There is no better way to protect a hospital (or any company or organization) from government intervention—whether an administrative action, civil lawsuit, or criminal investigation and charges—than a well-resourced and well-supported compliance program. That includes having a fully staffed compliance department relative to the size of the hospital; providing incentives, including increased compensation, to executives and employees for behaving in a compliant manner; and disciplining those executives and employees who do not.

Such a program can root out problematic conduct early on.
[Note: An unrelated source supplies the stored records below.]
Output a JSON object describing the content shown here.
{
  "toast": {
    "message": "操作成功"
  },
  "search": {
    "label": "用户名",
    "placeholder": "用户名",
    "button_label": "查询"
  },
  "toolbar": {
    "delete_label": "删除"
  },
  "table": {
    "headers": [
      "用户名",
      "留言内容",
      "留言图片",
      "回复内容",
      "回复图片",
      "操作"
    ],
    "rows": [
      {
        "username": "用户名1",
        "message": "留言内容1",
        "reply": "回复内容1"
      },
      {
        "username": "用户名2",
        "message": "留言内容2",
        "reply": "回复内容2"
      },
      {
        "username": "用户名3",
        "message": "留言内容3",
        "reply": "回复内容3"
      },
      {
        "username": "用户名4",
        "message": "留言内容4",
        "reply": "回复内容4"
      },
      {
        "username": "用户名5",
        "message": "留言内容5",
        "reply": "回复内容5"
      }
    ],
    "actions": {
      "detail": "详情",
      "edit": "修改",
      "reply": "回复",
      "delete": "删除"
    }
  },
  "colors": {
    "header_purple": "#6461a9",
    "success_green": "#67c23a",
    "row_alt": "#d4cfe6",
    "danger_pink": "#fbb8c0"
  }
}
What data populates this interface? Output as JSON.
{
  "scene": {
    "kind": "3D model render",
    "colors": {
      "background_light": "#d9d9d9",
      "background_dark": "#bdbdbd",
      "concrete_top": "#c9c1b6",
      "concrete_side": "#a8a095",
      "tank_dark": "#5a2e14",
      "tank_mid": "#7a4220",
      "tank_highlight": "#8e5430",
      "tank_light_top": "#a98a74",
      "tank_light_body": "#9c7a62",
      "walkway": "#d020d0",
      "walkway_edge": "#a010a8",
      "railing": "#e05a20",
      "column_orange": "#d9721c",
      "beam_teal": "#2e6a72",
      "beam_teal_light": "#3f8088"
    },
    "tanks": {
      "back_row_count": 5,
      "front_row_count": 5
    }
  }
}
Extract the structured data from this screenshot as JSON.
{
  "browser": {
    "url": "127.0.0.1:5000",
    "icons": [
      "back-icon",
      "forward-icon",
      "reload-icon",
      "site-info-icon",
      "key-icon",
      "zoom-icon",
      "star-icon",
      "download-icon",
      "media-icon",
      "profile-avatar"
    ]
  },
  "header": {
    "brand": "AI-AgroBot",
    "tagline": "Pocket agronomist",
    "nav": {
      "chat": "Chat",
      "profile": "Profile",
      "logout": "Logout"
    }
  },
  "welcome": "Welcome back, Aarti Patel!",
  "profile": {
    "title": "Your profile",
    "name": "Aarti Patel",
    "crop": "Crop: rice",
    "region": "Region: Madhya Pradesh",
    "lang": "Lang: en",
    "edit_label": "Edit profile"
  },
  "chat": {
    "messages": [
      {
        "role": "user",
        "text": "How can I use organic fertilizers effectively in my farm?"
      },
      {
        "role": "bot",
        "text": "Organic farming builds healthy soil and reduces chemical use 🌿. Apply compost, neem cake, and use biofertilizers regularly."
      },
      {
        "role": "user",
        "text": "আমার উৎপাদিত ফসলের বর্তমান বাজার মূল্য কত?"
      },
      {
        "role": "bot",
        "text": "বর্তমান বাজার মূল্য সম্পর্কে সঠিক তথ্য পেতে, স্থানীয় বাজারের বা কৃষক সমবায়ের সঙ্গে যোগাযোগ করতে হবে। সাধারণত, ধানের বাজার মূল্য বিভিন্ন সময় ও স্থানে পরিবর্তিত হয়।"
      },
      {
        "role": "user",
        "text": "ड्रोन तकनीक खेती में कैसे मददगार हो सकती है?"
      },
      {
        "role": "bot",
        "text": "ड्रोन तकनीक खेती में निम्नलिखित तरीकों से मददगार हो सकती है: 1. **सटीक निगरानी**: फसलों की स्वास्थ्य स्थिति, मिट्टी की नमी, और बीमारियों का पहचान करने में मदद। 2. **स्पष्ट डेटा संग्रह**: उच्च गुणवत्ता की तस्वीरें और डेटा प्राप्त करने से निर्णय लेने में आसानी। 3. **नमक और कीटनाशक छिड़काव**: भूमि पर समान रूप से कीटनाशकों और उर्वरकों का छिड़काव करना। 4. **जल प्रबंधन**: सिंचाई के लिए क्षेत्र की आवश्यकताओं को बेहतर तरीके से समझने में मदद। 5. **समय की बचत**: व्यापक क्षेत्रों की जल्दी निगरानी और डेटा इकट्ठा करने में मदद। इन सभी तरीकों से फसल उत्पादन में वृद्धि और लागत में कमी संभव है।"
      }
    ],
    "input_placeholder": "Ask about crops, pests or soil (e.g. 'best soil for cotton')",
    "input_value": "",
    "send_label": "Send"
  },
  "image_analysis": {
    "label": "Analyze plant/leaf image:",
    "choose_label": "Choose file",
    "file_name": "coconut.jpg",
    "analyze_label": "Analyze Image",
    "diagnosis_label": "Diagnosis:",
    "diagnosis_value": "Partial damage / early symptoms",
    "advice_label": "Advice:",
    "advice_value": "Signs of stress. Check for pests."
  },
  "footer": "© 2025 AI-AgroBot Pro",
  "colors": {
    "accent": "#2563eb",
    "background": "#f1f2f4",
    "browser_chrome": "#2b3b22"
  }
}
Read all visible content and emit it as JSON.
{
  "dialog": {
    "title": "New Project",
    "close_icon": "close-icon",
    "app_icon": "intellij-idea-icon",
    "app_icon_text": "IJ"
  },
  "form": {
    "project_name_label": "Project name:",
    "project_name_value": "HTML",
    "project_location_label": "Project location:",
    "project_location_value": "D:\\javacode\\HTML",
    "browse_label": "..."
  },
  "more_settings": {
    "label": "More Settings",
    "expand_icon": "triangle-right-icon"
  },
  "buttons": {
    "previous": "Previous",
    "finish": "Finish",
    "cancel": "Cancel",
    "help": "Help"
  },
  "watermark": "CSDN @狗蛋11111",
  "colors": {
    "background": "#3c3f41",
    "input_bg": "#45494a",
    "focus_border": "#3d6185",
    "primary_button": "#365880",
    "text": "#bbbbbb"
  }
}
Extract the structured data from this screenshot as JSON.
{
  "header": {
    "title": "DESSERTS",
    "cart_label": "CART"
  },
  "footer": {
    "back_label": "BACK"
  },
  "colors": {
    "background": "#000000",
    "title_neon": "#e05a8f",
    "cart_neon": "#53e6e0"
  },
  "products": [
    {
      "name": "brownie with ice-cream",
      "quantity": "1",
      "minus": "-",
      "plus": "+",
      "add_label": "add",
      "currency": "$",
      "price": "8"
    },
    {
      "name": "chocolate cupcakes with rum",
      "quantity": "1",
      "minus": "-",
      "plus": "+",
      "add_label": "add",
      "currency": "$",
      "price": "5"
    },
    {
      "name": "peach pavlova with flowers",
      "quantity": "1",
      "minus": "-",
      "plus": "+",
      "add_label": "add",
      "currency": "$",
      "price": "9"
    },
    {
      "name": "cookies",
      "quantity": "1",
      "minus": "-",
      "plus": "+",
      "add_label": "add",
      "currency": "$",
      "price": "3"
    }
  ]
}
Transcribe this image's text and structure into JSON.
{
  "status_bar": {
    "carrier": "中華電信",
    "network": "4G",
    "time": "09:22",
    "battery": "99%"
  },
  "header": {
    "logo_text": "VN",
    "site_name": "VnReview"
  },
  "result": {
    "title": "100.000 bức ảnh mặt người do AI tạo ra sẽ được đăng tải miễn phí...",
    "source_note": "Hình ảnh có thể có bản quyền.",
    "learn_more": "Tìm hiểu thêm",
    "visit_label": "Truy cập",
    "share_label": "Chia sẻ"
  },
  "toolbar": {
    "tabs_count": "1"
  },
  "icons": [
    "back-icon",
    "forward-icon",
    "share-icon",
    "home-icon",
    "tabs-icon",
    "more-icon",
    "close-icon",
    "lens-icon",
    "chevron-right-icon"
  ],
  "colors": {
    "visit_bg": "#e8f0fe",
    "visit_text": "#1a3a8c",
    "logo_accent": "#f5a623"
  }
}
That permits the hospital to identify the offending individuals and take appropriate remedial action quickly. A strong compliance program can also help on the back end; even if the government starts investigating, the adequacy of a compliance program is a factor the government will consider when deciding whether to charge the company at all and how to resolve the case. Moreover, prosecutors will analyze the compliance program both at the time of the offense and when they are making a charging decision. So even if its compliance program is inadequate when an investigation begins, a hospital still has time—and incentive—to strengthen the program before the government makes a charging decision or an offer to resolve the case. The improved compliance department can then serve as a linchpin of the hospital’s arguments for leniency.